Crunchy poppy seeds and bright citrus zest combine for tangy, fluffy muffins that are a treat any time of day.
2 cups all-purpose flour
3/4 cup granulated sugar
3 tablespoons poppy seeds
1 tablespoon lemon zest (from 2 medium lemons)
1 tablespoon orange zest (from 1 medium orange)
1 teaspoon baking powder
1/2 teaspoon fine salt
1/2 teaspoon baking soda
1 large egg, at room temperature
1 large egg yolk, at room temperature
8 tablespoons unsalted butter (1 stick), melted
3/4 cup whole milk, at room temperature
2 tablespoons freshly squeezed orange juice
2 tablespoons freshly squeezed lemon juice
1/2 teaspoon vanilla extract
Heat the oven to 350°F and arrange a rack in the middle. Place cupcake liners in a 12-well muffin pan; alternatively, coat the wells with butter. Set the pan aside.
Whisk together the flour, sugar, poppy seeds, zests, baking powder, salt, and baking soda in a large bowl to aerate and break up any lumps; set aside.

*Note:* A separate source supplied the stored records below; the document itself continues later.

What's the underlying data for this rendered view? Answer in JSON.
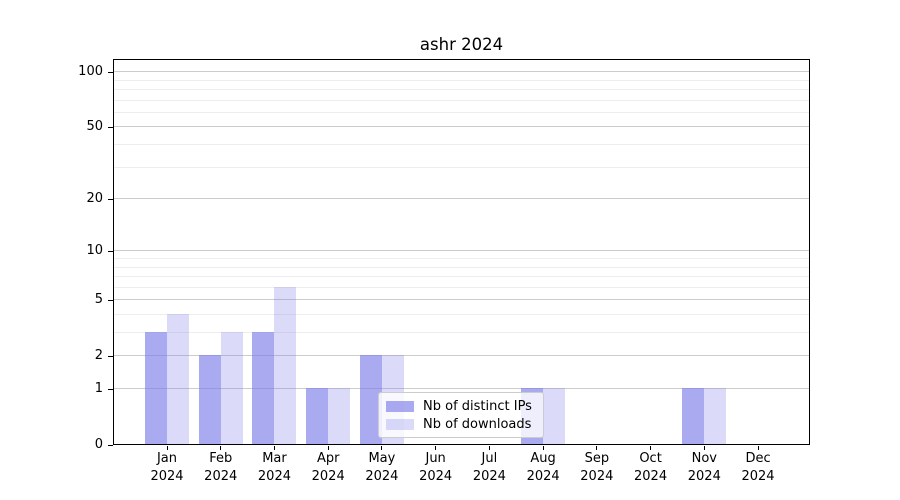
{
  "figure": {
    "background": "#ffffff"
  },
  "chart_data": {
    "type": "bar",
    "title": "ashr 2024",
    "xlabel": "",
    "ylabel": "",
    "x_year_label": "2024",
    "categories": [
      "Jan",
      "Feb",
      "Mar",
      "Apr",
      "May",
      "Jun",
      "Jul",
      "Aug",
      "Sep",
      "Oct",
      "Nov",
      "Dec"
    ],
    "series": [
      {
        "name": "Nb of distinct IPs",
        "color": "rgba(124,124,232,0.65)",
        "values": [
          3,
          2,
          3,
          1,
          2,
          0,
          0,
          1,
          0,
          0,
          1,
          0
        ]
      },
      {
        "name": "Nb of downloads",
        "color": "rgba(124,124,232,0.28)",
        "values": [
          4,
          3,
          6,
          1,
          2,
          0,
          0,
          1,
          0,
          0,
          1,
          0
        ]
      }
    ],
    "y_axis": {
      "scale": "log1p",
      "major_ticks": [
        100,
        50,
        20,
        10,
        5,
        2,
        1,
        0
      ],
      "minor_gridlines": [
        3,
        4,
        6,
        7,
        8,
        9,
        30,
        40,
        60,
        70,
        80,
        90
      ],
      "ylim": [
        0,
        117
      ]
    },
    "grid": true,
    "legend_position": "lower-center-inside"
  },
  "colors": {
    "bar_base": "#7c7ce8",
    "grid_major": "#cccccc",
    "grid_minor": "#ededed",
    "spine": "#000000",
    "text": "#000000",
    "legend_border": "#cccccc",
    "legend_background": "rgba(255,255,255,0.8)"
  }
}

Whisk together the egg, yolk, and melted butter in a medium bowl until the eggs are broken up. Add the milk, juices, and vanilla and whisk to combine. Add the wet ingredients to the flour mixture and stir until just evenly combined, about 22 strokes. (Do not overmix; the batter should be thick, but the ingredients should be evenly incorporated.)
Fill the muffin wells about two-thirds of the way and bake until a toothpick inserted into the center of the muffins comes out clean, about 20 to 25 minutes. Set the pan on a wire rack and let the muffins cool in the pan for 5 minutes before serving.